Phylogenetic and phylogenomics analyses showed that UPWRP_2 should be assigned to the genus

Haliangium, of the family Haliangiaceae, of the order Myxococcales, of the class

Deltaproteobacteria and of the phylum Proteobacteria. As UPWRP_2 has a 16S rRNA sequence similarity of 98.37% to the closest neighbour, UPWRP_2 has been proposed to be a novel bacteria species under the genus Haliangium in accordance to the taxonomic classification boundary proposed by Yarza et al. (2014); nomenclature of the novel species is designated as:

• ‘Haliangium clustero’; novel species of Haliangium

Different clades of Haliangium produced different spatial structures as shown with a mixture of

HalianMix and Ribo_Halia1029_17 probes (Figure 5-14). Structure of Haliangium clustero did not resemble the other Haliangium species that played an important role in denitrification in wastewater treatment systems (McIlroy et al., 2014). Through the hybridisation of probe Halia183, it was observed that Haliangium clustero formed aggregates that did not include other Haliangium species targeted by the RiboTagger and HalianMix probes. In contrast to what has been described for Haliangium in wastewater treatment systems, Haliangium species isolated from other environmental sources such as the coastal region have been reported to form fruiting bodies in

180 axenic cultures. The fruiting bodies highly resemble the aggregated structure of Haliangium species in fixed samples of activated sludge (Fudou et al., 2002; Iizuka et al., 2003). Social behaviour for the formation of fruiting bodies has been well-documented for Haliangium in axenic cultures (Zhang et al., 2005). This study has further established that the formation of fruiting bodies appears to be species-specific even in a mixed community setting, as the fruiting bodies only contained one species of Haliangium – at least in the case study of Haliangium clustero.

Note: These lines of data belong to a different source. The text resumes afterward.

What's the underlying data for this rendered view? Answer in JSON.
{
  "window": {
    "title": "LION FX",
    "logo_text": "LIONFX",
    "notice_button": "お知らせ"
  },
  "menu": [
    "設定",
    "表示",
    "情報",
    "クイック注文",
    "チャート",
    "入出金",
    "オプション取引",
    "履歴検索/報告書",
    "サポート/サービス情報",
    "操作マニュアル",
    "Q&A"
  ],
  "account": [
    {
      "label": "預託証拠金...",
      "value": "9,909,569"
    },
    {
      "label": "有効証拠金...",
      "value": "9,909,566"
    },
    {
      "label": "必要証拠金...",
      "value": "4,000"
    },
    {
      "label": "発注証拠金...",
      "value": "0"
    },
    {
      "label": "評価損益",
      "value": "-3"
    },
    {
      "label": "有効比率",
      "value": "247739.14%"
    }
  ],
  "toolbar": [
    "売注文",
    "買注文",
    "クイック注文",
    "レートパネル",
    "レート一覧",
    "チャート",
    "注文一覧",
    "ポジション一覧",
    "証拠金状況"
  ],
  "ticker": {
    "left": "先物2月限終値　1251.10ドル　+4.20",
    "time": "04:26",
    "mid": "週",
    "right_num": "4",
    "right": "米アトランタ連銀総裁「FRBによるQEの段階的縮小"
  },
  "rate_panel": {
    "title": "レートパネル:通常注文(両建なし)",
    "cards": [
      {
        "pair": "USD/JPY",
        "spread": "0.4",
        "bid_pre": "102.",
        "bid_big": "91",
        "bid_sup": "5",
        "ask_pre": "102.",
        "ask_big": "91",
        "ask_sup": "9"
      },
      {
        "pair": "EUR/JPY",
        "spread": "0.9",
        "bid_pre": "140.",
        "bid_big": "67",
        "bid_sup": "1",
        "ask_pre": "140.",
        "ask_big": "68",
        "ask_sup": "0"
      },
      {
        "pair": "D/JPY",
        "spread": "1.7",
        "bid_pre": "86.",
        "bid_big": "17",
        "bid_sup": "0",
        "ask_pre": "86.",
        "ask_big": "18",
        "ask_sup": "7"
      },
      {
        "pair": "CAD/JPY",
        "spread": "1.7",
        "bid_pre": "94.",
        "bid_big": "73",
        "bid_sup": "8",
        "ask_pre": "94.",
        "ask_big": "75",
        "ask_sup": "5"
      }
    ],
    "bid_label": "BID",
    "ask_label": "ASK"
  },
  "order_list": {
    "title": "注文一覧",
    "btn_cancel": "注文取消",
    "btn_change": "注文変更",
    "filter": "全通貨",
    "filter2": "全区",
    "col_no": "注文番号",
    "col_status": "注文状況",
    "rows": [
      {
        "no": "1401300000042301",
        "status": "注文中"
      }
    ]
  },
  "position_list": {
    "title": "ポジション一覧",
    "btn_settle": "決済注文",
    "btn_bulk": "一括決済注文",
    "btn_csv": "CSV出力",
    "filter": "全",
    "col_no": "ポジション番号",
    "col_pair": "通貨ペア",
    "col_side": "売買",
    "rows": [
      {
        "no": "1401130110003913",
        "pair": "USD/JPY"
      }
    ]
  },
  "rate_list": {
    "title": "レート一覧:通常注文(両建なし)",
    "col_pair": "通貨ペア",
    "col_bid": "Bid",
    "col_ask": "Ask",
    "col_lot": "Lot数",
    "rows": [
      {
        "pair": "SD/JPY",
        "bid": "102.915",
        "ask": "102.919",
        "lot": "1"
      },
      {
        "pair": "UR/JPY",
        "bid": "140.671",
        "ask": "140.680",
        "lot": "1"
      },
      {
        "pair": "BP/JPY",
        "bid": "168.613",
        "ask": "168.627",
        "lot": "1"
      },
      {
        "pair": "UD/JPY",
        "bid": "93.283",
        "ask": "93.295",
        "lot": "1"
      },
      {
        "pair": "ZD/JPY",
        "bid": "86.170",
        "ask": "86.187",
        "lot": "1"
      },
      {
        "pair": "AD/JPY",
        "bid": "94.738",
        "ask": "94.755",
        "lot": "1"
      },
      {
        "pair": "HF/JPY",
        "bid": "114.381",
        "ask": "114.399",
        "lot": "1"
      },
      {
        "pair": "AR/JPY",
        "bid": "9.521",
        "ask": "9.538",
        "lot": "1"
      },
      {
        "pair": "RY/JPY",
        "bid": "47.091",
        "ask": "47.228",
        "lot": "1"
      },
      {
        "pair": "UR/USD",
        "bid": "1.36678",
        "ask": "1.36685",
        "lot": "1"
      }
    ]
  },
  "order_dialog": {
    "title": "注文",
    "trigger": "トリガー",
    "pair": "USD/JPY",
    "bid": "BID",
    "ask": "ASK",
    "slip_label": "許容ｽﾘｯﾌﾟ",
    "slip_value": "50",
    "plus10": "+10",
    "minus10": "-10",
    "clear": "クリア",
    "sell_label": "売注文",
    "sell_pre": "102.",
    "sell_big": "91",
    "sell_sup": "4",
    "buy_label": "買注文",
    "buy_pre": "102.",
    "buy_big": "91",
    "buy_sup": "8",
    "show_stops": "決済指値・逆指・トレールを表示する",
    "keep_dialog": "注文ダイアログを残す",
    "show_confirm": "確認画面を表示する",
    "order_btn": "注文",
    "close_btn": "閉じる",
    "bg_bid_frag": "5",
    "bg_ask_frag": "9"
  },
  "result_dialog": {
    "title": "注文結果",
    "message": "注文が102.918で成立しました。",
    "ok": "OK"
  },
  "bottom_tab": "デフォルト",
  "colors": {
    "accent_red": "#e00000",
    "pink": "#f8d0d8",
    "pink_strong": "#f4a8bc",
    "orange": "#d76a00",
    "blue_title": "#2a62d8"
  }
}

Interestingly, Haliangium-related 16S rRNA gene sequences have been extracted from various sampling sites that are associated with a high salt concentration: coastal regions (Iizuka et al.,

2003) and seaweeds (Fudou et al., 2002). However, the aerobic tank of the wastewater treatment plant from where Haliangium clustero was observed in does not provide such a halophilic environment. Furthermore, the development of fruiting bodies in axenic cultures requires a solid surface and how Haliangium clustero formed fruiting bodies in the suspended liquor of the activated sludge environment is worth pursuing in future studies. In addition, the different structural form of Haliangium presents a perfect opportunity to decipher the difference in genetic content between vegetative cells and myxospores. The anti-fungal compound haliangicin has been isolated from Haliangium ochraceum SMP-2 and has been shown to disrupt the fungal mitochondrial respiratory chains (Fudou et al., 2001). Future studies should dictate the extraction of a more complete genome of Haliangium clustero with probe Halia183 to determine if

Haliangium clustero has the genomic potential to produce any novel secondary metabolites with antifungal or antibacterial properties. Given the high abundance of Haliangium clustero in UPWRP wastewater plant, activated sludge might prove to be a potential untapped source for the production of antifungal or antibacterial products.

181

5.4.5 Low similarity of draft genomes to reference genomes Only a small percentage of ORFs (<4%) predicted from the genomes of the unclassified taxa could be correctly assigned to its taxonomic path. There are two plausible explanations for this phenomenon: (1) draft genomes contained genomic fragments with origin from non-target cells and (2) lack of reference genomes in the NCBI NR database. The former scenario is unlikely due to stringent quality controls – both in the management of contamination during FISH-FACS and decontamination of genomic contigs – that ensure that sorted cells were identified to be the taxon of interest with high confidence. In addition, RiboTagger 16S rRNA analysis showed high levels of enrichment (>99%) for the targeted taxon. Furthermore, low level of contamination of the draft genomes was established with the use of essential single-copy gene markers and lineage-specific marker genes.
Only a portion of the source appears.